A male body had been uncovered by emergency workers amid thick mud and debris in the nearby disaster zone. They needed to go in and check if it is one of their missing boys.
A powerful landslide, caused by unprecedented rainfall last Friday and Saturday totalling 593 millimetres, has ripped a devastating tear right through the heart of this close community. Where one street remains clean and unscathed, the next is shattered.
Vehicles have been thrown onto their roofs and left as twisted metal. Around the rubble, dozens of personnel - from Self-Defence, police and fire services, are still trying to access homes half entombed by mud.
Six people from this community have been confirmed as dead and six remain unaccounted for. It’s part of an ever rising toll across western Japan - the latest figure on Thursday was at least 199 people dead.
Around the Hiroshima area, about 10,000 people are isolated due to severe damage to access roads and are relying on the city government and Self-Defense force to deliver food and water. The number of missing people escalated sharply in Okayama prefecture as more detailed information was centrally gathered.
It is Japan’s worst disaster since the Fukushima incident in 2011.
In Kumano-cho, the mission of emergency personnel has transitioned from a search for survivors to body retrieval. Amid the rubble and debris they are striking a delicate balance between force and finesse.
Using heavy machinery, the teams clear fallen boulders and broken concrete, while at the same time moving with precision with chainsaws and hand tools to gain entry to badly damaged houses.
Nearly one week on from the worst of the downpours that caused the flooding and landslides, no-one expects a miracle breakthrough now.

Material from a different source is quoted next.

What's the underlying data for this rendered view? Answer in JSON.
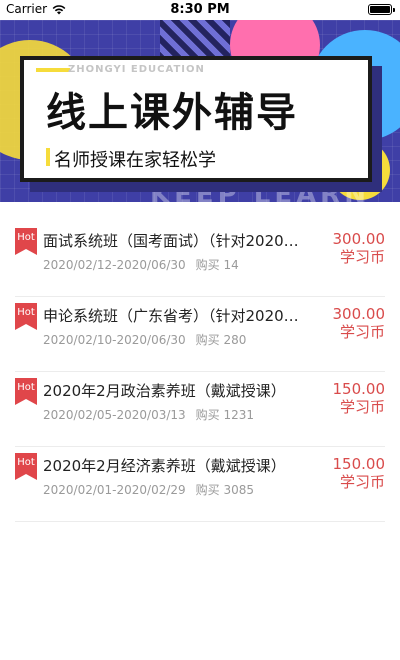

It is not a miracle but an answer that Rika Oka and her family seek as they stand in the hot sun below a damaged retaining wall, upon which a team with a digger is carefully attempting to extract a body.
Besides Oka’s family, another group of locals has gathered. They are seated, still and quiet.
Stoicism is a long known trait of the Japanese people and in the wake of another shocking tragedy here, it is on display once more.
Each set of eyes is fixed upon the movements some 50 metres away. There are no tears yet but a look of brave focus tinged with the sadness of inevitable loss. One man, almost reluctantly, videos the excavation with his phone, perhaps fearful of what it may capture.
A blue tarpaulin is lifted, blocking the view of the residents and the media and behind it, eventually, men usher a body away on a stretcher.
The identity remains unclear as it is taken into a vehicle and slowly driven away, members of the rescue team bowing deeply as it passes.
But it becomes apparent that today it is an older man’s body that has been found. As one family’s uncertainty ends, for Rika Oka’s a most painful search must continue.
“My brother and his wife just keep looking at the photos of their sons,” she said. “They are talking about their memories and old stories with their boys. And they cry.
“I couldn’t believe this could happen in Hiroshima. I never expected a disaster like this.”